A new genetic study published in Science suggests that the cats living in European homes today did not arrive with early farmers in the Neolithic period, as many researchers had assumed. Instead, nuclear DNA from ancient remains points to modern domestic cats (Felis catus) spreading into Europe from North Africa roughly 2,000 years ago and being more closely related to African wildcats than to early Levantine populations.
The research team analyzed the genomes of 70 ancient cats, dating back up to 11,000 years, from archaeological sites in Europe and Anatolia (modern Türkiye), along with 17 modern wildcats from Italy, Bulgaria and North Africa.

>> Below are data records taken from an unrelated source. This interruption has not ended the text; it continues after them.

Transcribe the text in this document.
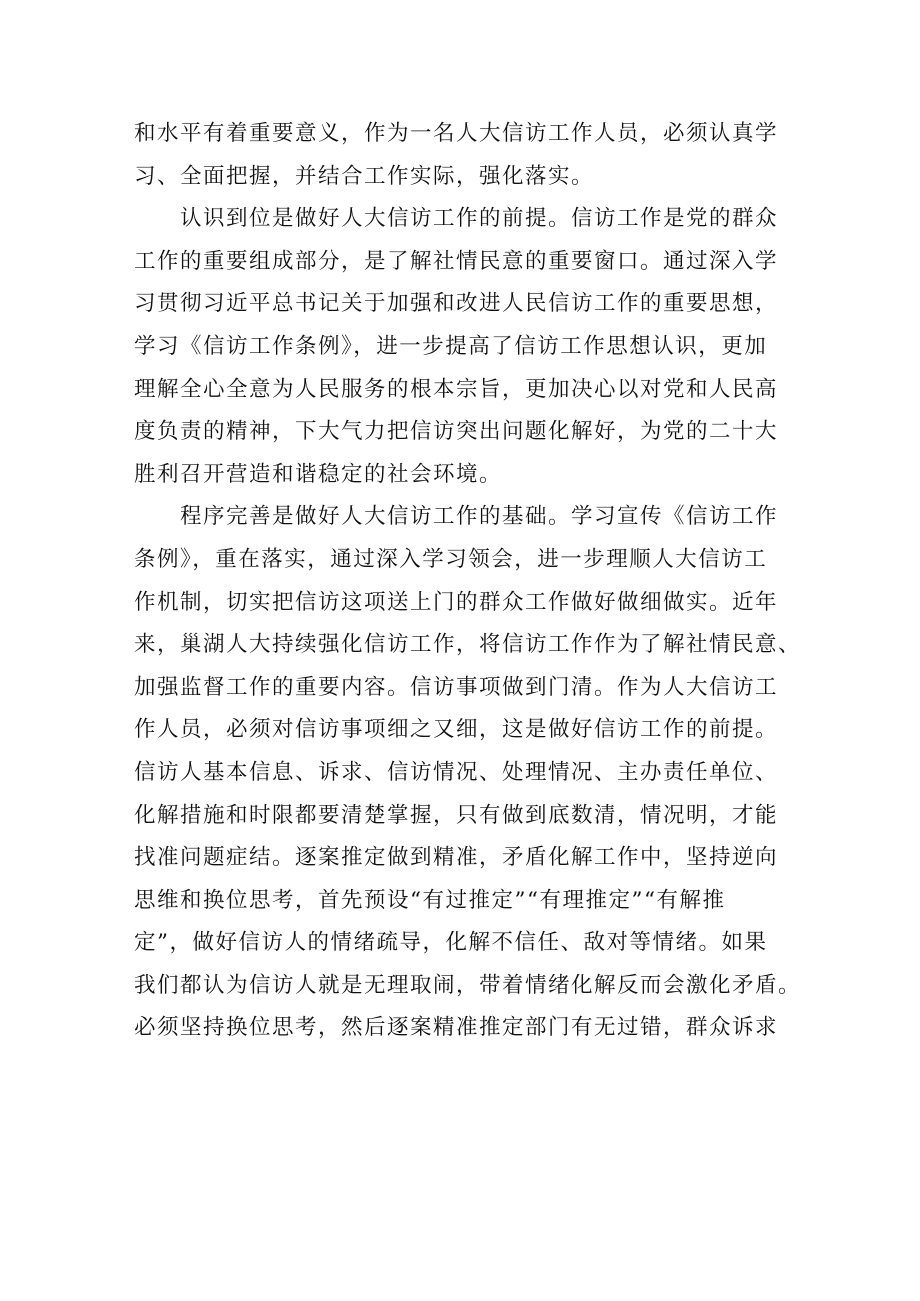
和水平有着重要意义，作为一名人大信访工作人员，必须认真学
习、全面把握，并结合工作实际，强化落实。
　　认识到位是做好人大信访工作的前提。信访工作是党的群众
工作的重要组成部分，是了解社情民意的重要窗口。通过深入学
习贯彻习近平总书记关于加强和改进人民信访工作的重要思想，
学习《信访工作条例》，进一步提高了信访工作思想认识，更加
理解全心全意为人民服务的根本宗旨，更加决心以对党和人民高
度负责的精神，下大气力把信访突出问题化解好，为党的二十大
胜利召开营造和谐稳定的社会环境。
　　程序完善是做好人大信访工作的基础。学习宣传《信访工作
条例》，重在落实，通过深入学习领会，进一步理顺人大信访工
作机制，切实把信访这项送上门的群众工作做好做细做实。近年
来，巢湖人大持续强化信访工作，将信访工作作为了解社情民意、
加强监督工作的重要内容。信访事项做到门清。作为人大信访工
作人员，必须对信访事项细之又细，这是做好信访工作的前提。
信访人基本信息、诉求、信访情况、处理情况、主办责任单位、
化解措施和时限都要清楚掌握，只有做到底数清，情况明，才能
找准问题症结。逐案推定做到精准，矛盾化解工作中，坚持逆向
思维和换位思考，首先预设“有过推定”“有理推定”“有解推
定”，做好信访人的情绪疏导，化解不信任、敌对等情绪。如果
我们都认为信访人就是无理取闹，带着情绪化解反而会激化矛盾。
必须坚持换位思考，然后逐案精准推定部门有无过错，群众诉求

Taken together, these data indicate that the animals that would give rise to modern domestic cats did not establish themselves in Europe until the first millennium of the Common Era, rather than during the rise of agriculture several millennia earlier.

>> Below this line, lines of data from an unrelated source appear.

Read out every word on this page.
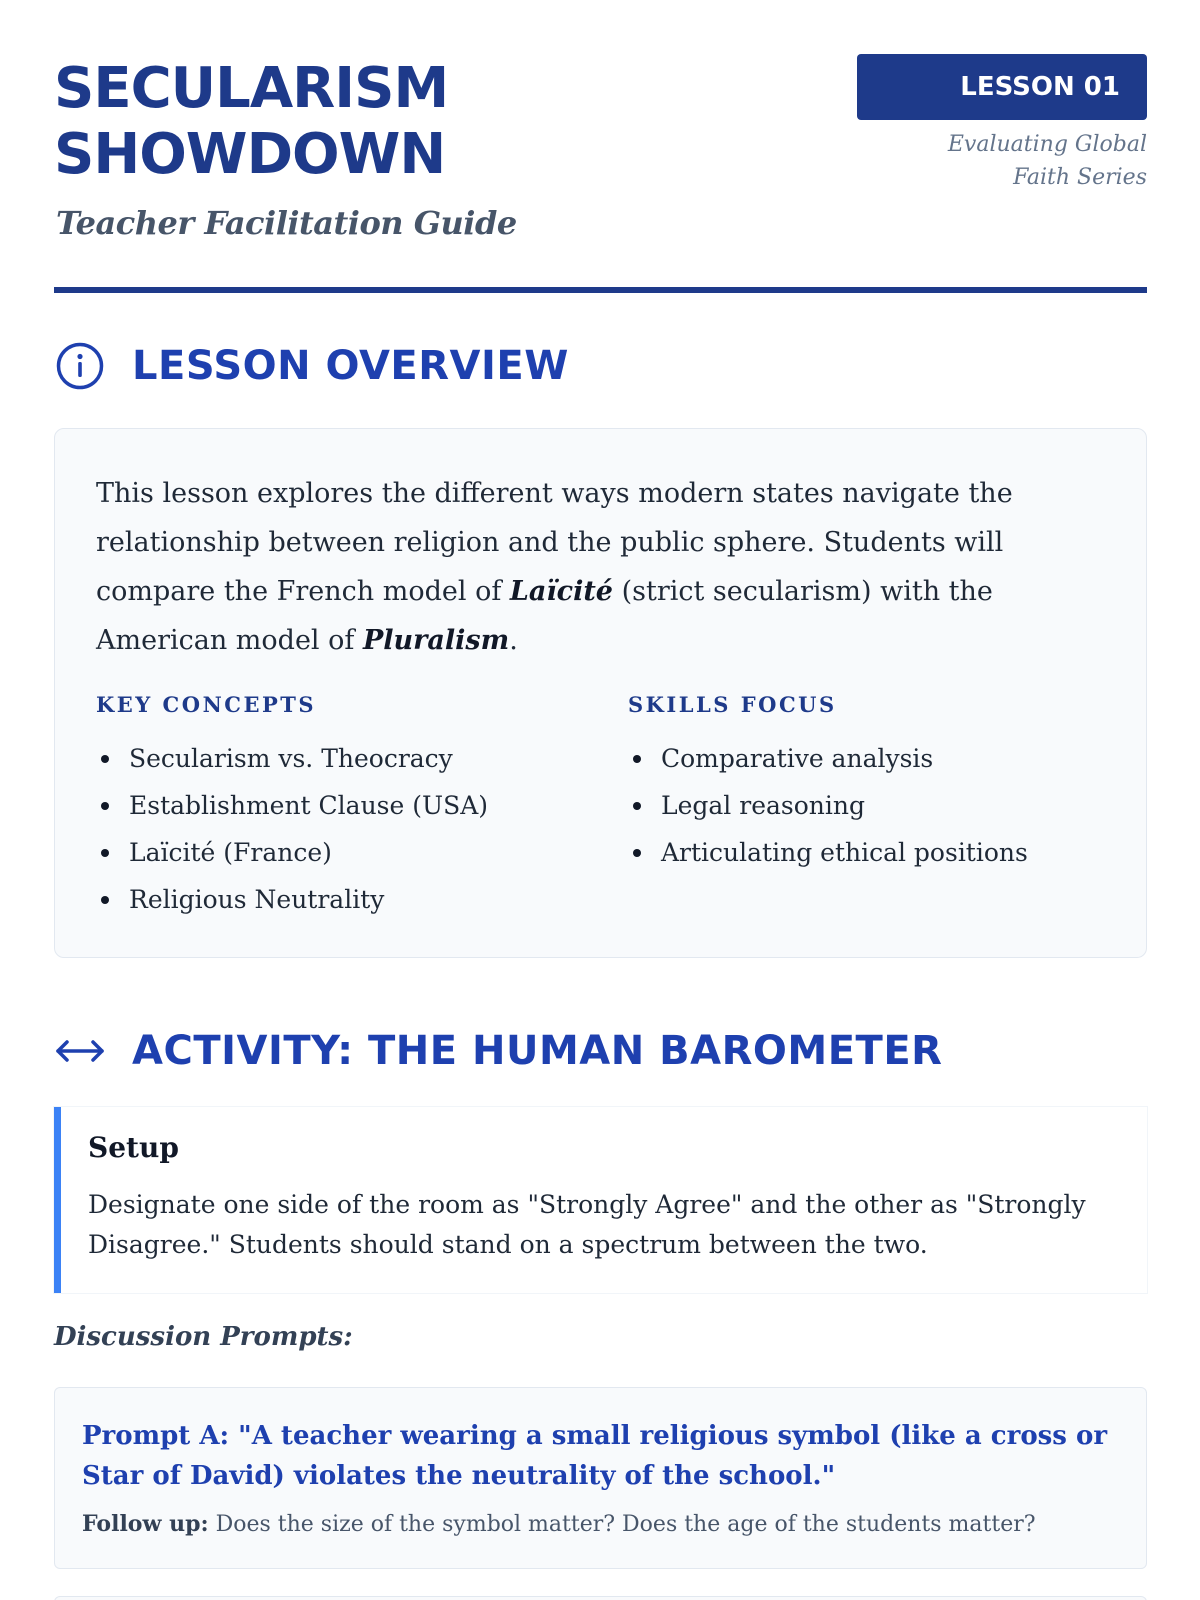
SECULARISM
SHOWDOWN
Teacher Facilitation Guide
LESSON 01
Evaluating Global Faith Series
LESSON OVERVIEW

This lesson explores the different ways modern states navigate the relationship between religion and the public sphere. Students will compare the French model of Laïcité (strict secularism) with the American model of Pluralism.

KEY CONCEPTS
Secularism vs. Theocracy
Establishment Clause (USA)
Laïcité (France)
Religious Neutrality
SKILLS FOCUS
Comparative analysis
Legal reasoning
Articulating ethical positions
ACTIVITY: THE HUMAN BAROMETER
Setup

Designate one side of the room as "Strongly Agree" and the other as "Strongly Disagree." Students should stand on a spectrum between the two.

Discussion Prompts:

Prompt A: "A teacher wearing a small religious symbol (like a cross or Star of David) violates the neutrality of the school."

Follow up: Does the size of the symbol matter? Does the age of the students matter?
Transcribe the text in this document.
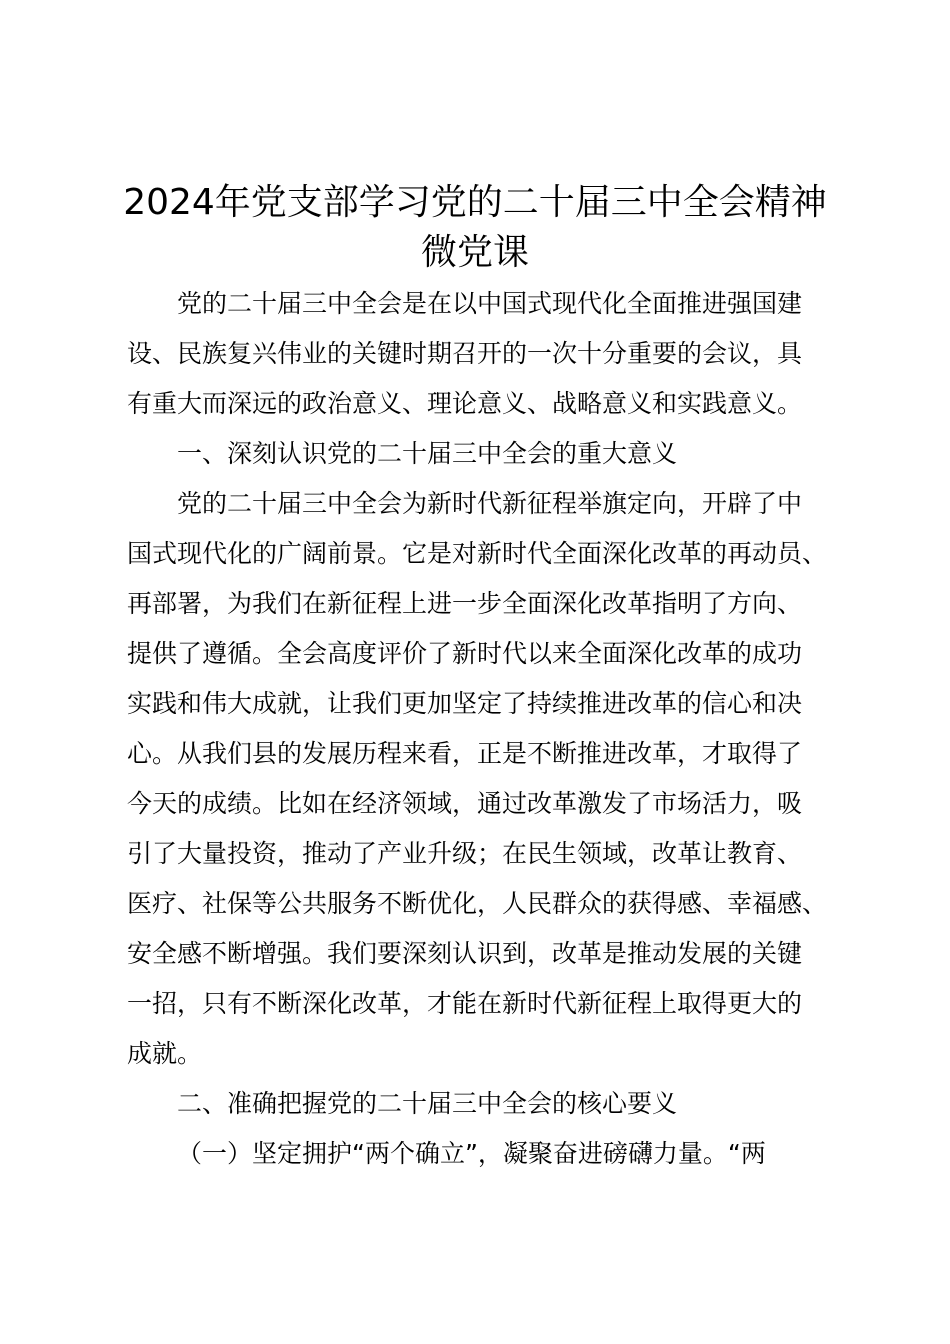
2024年党支部学习党的二十届三中全会精神
微党课

党的二十届三中全会是在以中国式现代化全面推进强国建

设、民族复兴伟业的关键时期召开的一次十分重要的会议，具

有重大而深远的政治意义、理论意义、战略意义和实践意义。

一、深刻认识党的二十届三中全会的重大意义

党的二十届三中全会为新时代新征程举旗定向，开辟了中

国式现代化的广阔前景。它是对新时代全面深化改革的再动员、

再部署，为我们在新征程上进一步全面深化改革指明了方向、

提供了遵循。全会高度评价了新时代以来全面深化改革的成功

实践和伟大成就，让我们更加坚定了持续推进改革的信心和决

心。从我们县的发展历程来看，正是不断推进改革，才取得了

今天的成绩。比如在经济领域，通过改革激发了市场活力，吸

引了大量投资，推动了产业升级；在民生领域，改革让教育、

医疗、社保等公共服务不断优化，人民群众的获得感、幸福感、

安全感不断增强。我们要深刻认识到，改革是推动发展的关键

一招，只有不断深化改革，才能在新时代新征程上取得更大的

成就。

二、准确把握党的二十届三中全会的核心要义

（一）坚定拥护“两个确立”，凝聚奋进磅礴力量。“两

Evidence of cats living near people has been found at archaeological sites across Europe, Africa and Asia for more than 10,000 years, including bones and artistic depictions showing that humans and felines interacted in various ways. It has not always been clear, however, whether these animals should be considered fully domesticated.
According to the study, two main centers of early domestication have been identified so far. One is the Neolithic Levant, where a cat was buried alongside a human roughly 9,500 years ago, suggesting a special relationship within early farming communities.
The other is Pharaonic Egypt, about 3,500 years ago, where mummified cats and images of cats eating from dishes near people point to a more formal role for these animals inside households.
The authors note that earlier work relied heavily on limited skeletal remains and on mitochondrial DNA, which is inherited only through one parental line.
Those constraints, together with the small number of cat genomes analyzed until now, meant that hypotheses about when, where and how cats were domesticated were “poorly supported by empirical evidence.”
The new project instead uses nuclear DNA, which covers the full genetic blueprint stored in the cell nucleus, to build a broader picture of ancestry and dispersal.
Previous genetic studies based on mitochondrial DNA had suggested that cats may have reached Europe from what is now Türkiye with Neolithic farmers about 6,000 years ago, and then again from Egypt around 2,000 years ago. These studies linked the modern domestic cat back to the African wildcat (Felis lybica lybica), which is native to parts of North Africa and the Near East.
By contrast, the new nuclear DNA analysis shows that modern domestic cats are more closely related to modern African wildcats than to modern Levantine wildcat populations. In other words, the main lineage that leads to today’s house cats appears to have spread from North Africa into Europe relatively late, instead of being carried in by the first agricultural communities thousands of years earlier.
The authors therefore argue that Neolithic movements of people did not bring in the direct ancestors of modern domestic cats, even if other cat lineages were already present on the continent at that time.
Long before North African cats arrived, Europe already had its own wildcat species, Felis silvestris. DNA from the new study shows that this native European wildcat appears in genetic records earlier than 2,000 years ago, in contrast to the African wildcat lineage that underpins modern domestic cats.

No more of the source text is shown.